Setting up a Matrix Dendrite Homeserver on AWS Lightsail

This post serves as a reference for a project. I will go over the steps taken to setup a self-hosted Matrix homeserver, running Dendrite on AWS Lightsail with minimal resources.

The Matrix protocol

Matrix is:

An open network for secure, decentralised communication

Essentailly, anyone can run their own homeserver, which federates with other homeservers in a decentralised manner - similar to P2P or blockchain networks - creating a fediverse. One well-known social media use case of this technology is Mastodon. I decided on this project as I believe it has a great potential future, decentralising cloud native architecture increases reliability and resilience. As an open network, you are in control of your own privacy and security - not the case with a centralised company that stores millions of user data on servers under their control.

High level overview

Components:

• Dendrite second gen homeserver
  • small memory footprint - better for deploying on virtual instances
  • scalable - can run on multiple machines/instances
  • sqlite built in - easy deployment
    • can be more efficient with postgresql
• 1 Amazon Lightsail instance - an easy VPS service, less scalable than EC2 but great for a small project
  • $5 plan (3 months free, perfect for the duration of the course)
    • 1 GB memory (minimum requirement for the server installation)
    • 2 vCPUs
    • 40 GB SSD storage
    • 1 TB data transfer

Getting a new domain name

Straightforward, bought a new domain name for this project. Configuring DNS records will come after creating an instance, as I describe in the next step.

AWS Lightsail instance

I chose to use Lightsail over EC2 after comparing the pros and cons here. We’re not hosting any enterprise grade applications here, and it’s really a dev/test environment for the duration of the course, so it’s the better option.

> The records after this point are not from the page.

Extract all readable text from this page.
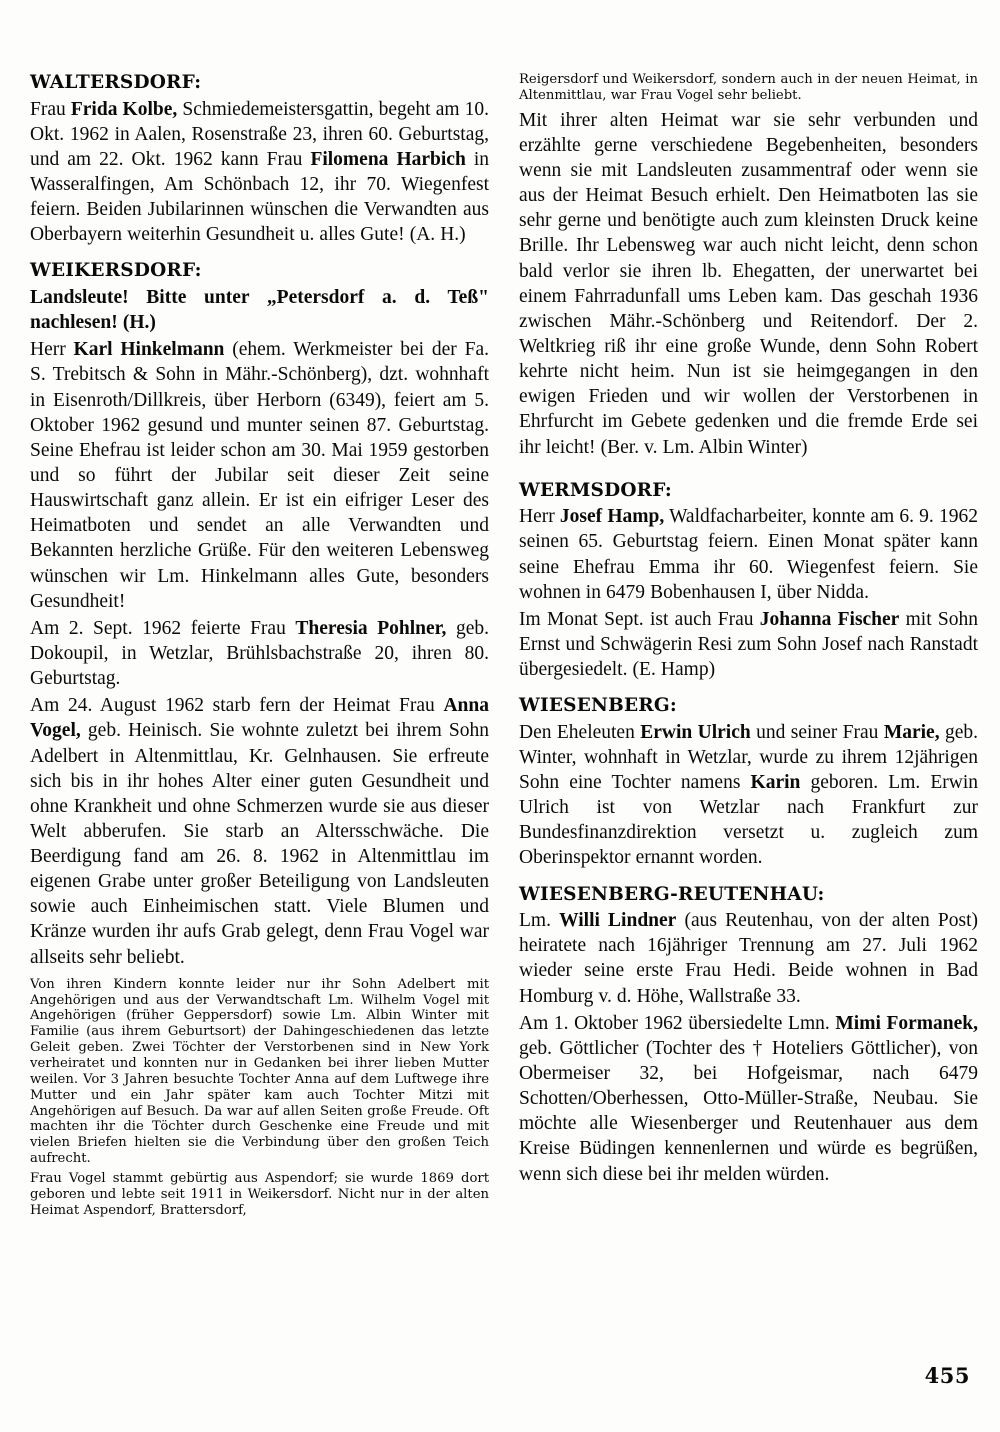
WALTERSDORF:

Frau Frida Kolbe, Schmiedemeistersgattin, begeht am 10. Okt. 1962 in Aalen, Rosenstraße 23, ihren 60. Geburtstag, und am 22. Okt. 1962 kann Frau Filomena Harbich in Wasseralfingen, Am Schönbach 12, ihr 70. Wiegenfest feiern. Beiden Jubilarinnen wünschen die Verwandten aus Oberbayern weiterhin Gesundheit u. alles Gute! (A. H.)

WEIKERSDORF:

Landsleute! Bitte unter „Petersdorf a. d. Teß" nachlesen! (H.)

Herr Karl Hinkelmann (ehem. Werkmeister bei der Fa. S. Trebitsch & Sohn in Mähr.-Schönberg), dzt. wohnhaft in Eisenroth/Dillkreis, über Herborn (6349), feiert am 5. Oktober 1962 gesund und munter seinen 87. Geburtstag. Seine Ehefrau ist leider schon am 30. Mai 1959 gestorben und so führt der Jubilar seit dieser Zeit seine Hauswirtschaft ganz allein. Er ist ein eifriger Leser des Heimatboten und sendet an alle Verwandten und Bekannten herzliche Grüße. Für den weiteren Lebensweg wünschen wir Lm. Hinkelmann alles Gute, besonders Gesundheit!

Am 2. Sept. 1962 feierte Frau Theresia Pohlner, geb. Dokoupil, in Wetzlar, Brühlsbachstraße 20, ihren 80. Geburtstag.

Am 24. August 1962 starb fern der Heimat Frau Anna Vogel, geb. Heinisch. Sie wohnte zuletzt bei ihrem Sohn Adelbert in Altenmittlau, Kr. Gelnhausen. Sie erfreute sich bis in ihr hohes Alter einer guten Gesundheit und ohne Krankheit und ohne Schmerzen wurde sie aus dieser Welt abberufen. Sie starb an Altersschwäche. Die Beerdigung fand am 26. 8. 1962 in Altenmittlau im eigenen Grabe unter großer Beteiligung von Landsleuten sowie auch Einheimischen statt. Viele Blumen und Kränze wurden ihr aufs Grab gelegt, denn Frau Vogel war allseits sehr beliebt.

Von ihren Kindern konnte leider nur ihr Sohn Adelbert mit Angehörigen und aus der Verwandtschaft Lm. Wilhelm Vogel mit Angehörigen (früher Geppersdorf) sowie Lm. Albin Winter mit Familie (aus ihrem Geburtsort) der Dahingeschiedenen das letzte Geleit geben. Zwei Töchter der Verstorbenen sind in New York verheiratet und konnten nur in Gedanken bei ihrer lieben Mutter weilen. Vor 3 Jahren besuchte Tochter Anna auf dem Luftwege ihre Mutter und ein Jahr später kam auch Tochter Mitzi mit Angehörigen auf Besuch. Da war auf allen Seiten große Freude. Oft machten ihr die Töchter durch Geschenke eine Freude und mit vielen Briefen hielten sie die Verbindung über den großen Teich aufrecht.

Frau Vogel stammt gebürtig aus Aspendorf; sie wurde 1869 dort geboren und lebte seit 1911 in Weikersdorf. Nicht nur in der alten Heimat Aspendorf, Brattersdorf,

Reigersdorf und Weikersdorf, sondern auch in der neuen Heimat, in Altenmittlau, war Frau Vogel sehr beliebt.

Mit ihrer alten Heimat war sie sehr verbunden und erzählte gerne verschiedene Begebenheiten, besonders wenn sie mit Landsleuten zusammentraf oder wenn sie aus der Heimat Besuch erhielt. Den Heimatboten las sie sehr gerne und benötigte auch zum kleinsten Druck keine Brille. Ihr Lebensweg war auch nicht leicht, denn schon bald verlor sie ihren lb. Ehegatten, der unerwartet bei einem Fahrradunfall ums Leben kam. Das geschah 1936 zwischen Mähr.-Schönberg und Reitendorf. Der 2. Weltkrieg riß ihr eine große Wunde, denn Sohn Robert kehrte nicht heim. Nun ist sie heimgegangen in den ewigen Frieden und wir wollen der Verstorbenen in Ehrfurcht im Gebete gedenken und die fremde Erde sei ihr leicht! (Ber. v. Lm. Albin Winter)

WERMSDORF:

Herr Josef Hamp, Waldfacharbeiter, konnte am 6. 9. 1962 seinen 65. Geburtstag feiern. Einen Monat später kann seine Ehefrau Emma ihr 60. Wiegenfest feiern. Sie wohnen in 6479 Bobenhausen I, über Nidda.

Im Monat Sept. ist auch Frau Johanna Fischer mit Sohn Ernst und Schwägerin Resi zum Sohn Josef nach Ranstadt übergesiedelt. (E. Hamp)

WIESENBERG:

Den Eheleuten Erwin Ulrich und seiner Frau Marie, geb. Winter, wohnhaft in Wetzlar, wurde zu ihrem 12jährigen Sohn eine Tochter namens Karin geboren. Lm. Erwin Ulrich ist von Wetzlar nach Frankfurt zur Bundesfinanzdirektion versetzt u. zugleich zum Oberinspektor ernannt worden.

WIESENBERG-REUTENHAU:

Lm. Willi Lindner (aus Reutenhau, von der alten Post) heiratete nach 16jähriger Trennung am 27. Juli 1962 wieder seine erste Frau Hedi. Beide wohnen in Bad Homburg v. d. Höhe, Wallstraße 33.

Am 1. Oktober 1962 übersiedelte Lmn. Mimi Formanek, geb. Göttlicher (Tochter des † Hoteliers Göttlicher), von Obermeiser 32, bei Hofgeismar, nach 6479 Schotten/Oberhessen, Otto-Müller-Straße, Neubau. Sie möchte alle Wiesenberger und Reutenhauer aus dem Kreise Büdingen kennenlernen und würde es begrüßen, wenn sich diese bei ihr melden würden.

455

I select Debian for the OS with no additional applications, which allows me to configure the server from scratch. Steps taken:

• generate keypair for SSH access
• add a firewall rule for HTTPS traffic over port 443
• SSH into the server
• sudo apt update && sudo apt upgrade
• disable root login via SSH

Configuring DNS records

All that’s needed in the DNS configuration is an A record that points to the public IP of my instance. I went with matrix for the hostname/subdomain.

Installation planning

Dependencies:

• Go 1.20+ (apt repo version is 1.15)
• reverse proxy (nginx)
• I will use the Docker container for a monolith installation for test purposes

Docker preparation

First need to setup apt to get the correct Docker packages:

# Add Docker's official GPG key:
sudo apt-get update
sudo apt-get install ca-certificates curl gnupg
sudo install -m 0755 -d /etc/apt/keyrings
curl -fsSL https://download.docker.com/linux/debian/gpg | sudo gpg --dearmor -o /etc/apt/keyrings/docker.gpg
sudo chmod a+r /etc/apt/keyrings/docker.gpg

# Add the repository to Apt sources:
echo \
  "deb [arch="$(dpkg --print-architecture)" signed-by=/etc/apt/keyrings/docker.gpg] https://download.docker.com/linux/debian \
  "$(. /etc/os-release && echo "$VERSION_CODENAME")" stable" | \
  sudo tee /etc/apt/sources.list.d/docker.list > /dev/null
sudo apt-get update

After installing Docker and running a hello world container test to make sure it’s all good, I need pull the image and generate a private key for Dendrite:

mkdir -p ./config
sudo docker run --rm --entrypoint="/usr/bin/generate-keys" \
  -v $(pwd)/config:/mnt \
  matrixdotorg/dendrite-monolith:latest \
  -private-key /mnt/matrix_key.pem

Next generate a config:

mkdir -p ./config
sudo docker run --rm --entrypoint="/bin/sh" \
  -v $(pwd)/config:/mnt \
  matrixdotorg/dendrite-monolith:latest \
  -c "/usr/bin/generate-config \
    -dir /var/dendrite/ \
    -db postgres://dendrite:itsasecret@postgres/dendrite?sslmode=disable \
    -server YourDomainHere > /mnt/dendrite.yaml"

In the config I set disable_federation to true, for test purposes. I left disable_registration set to true, because enabling registration without a secondary verification method such as captcha significantly increases risk of spam and abuse on the server. At this stage I won’t be enabling a captcha.

After this I copy the docker-compose file and give it a test run. All seems good, time to setup nginx and TLS with certbot.

sudo apt install -y nginx snapd
sudo snap install --classic certbot

# ensure certbot command can be run
sudo ln -s /snap/bin/certbot /usr/bin/certbot

After packages are installed, I configure nginx. Firstly create the site config file in sites-available:

cd /etc/nginx/sites-available
ln -s /etc/nginx/sites-available/<sitename> /etc/nginx/sites-enabled/<sitename>

Then use certbot –nginx to generate SSL certs and edit the nginx config file to serve over HTTPS.

Testing deployment

Using the federation tester I did a check on my domain name, which was a success.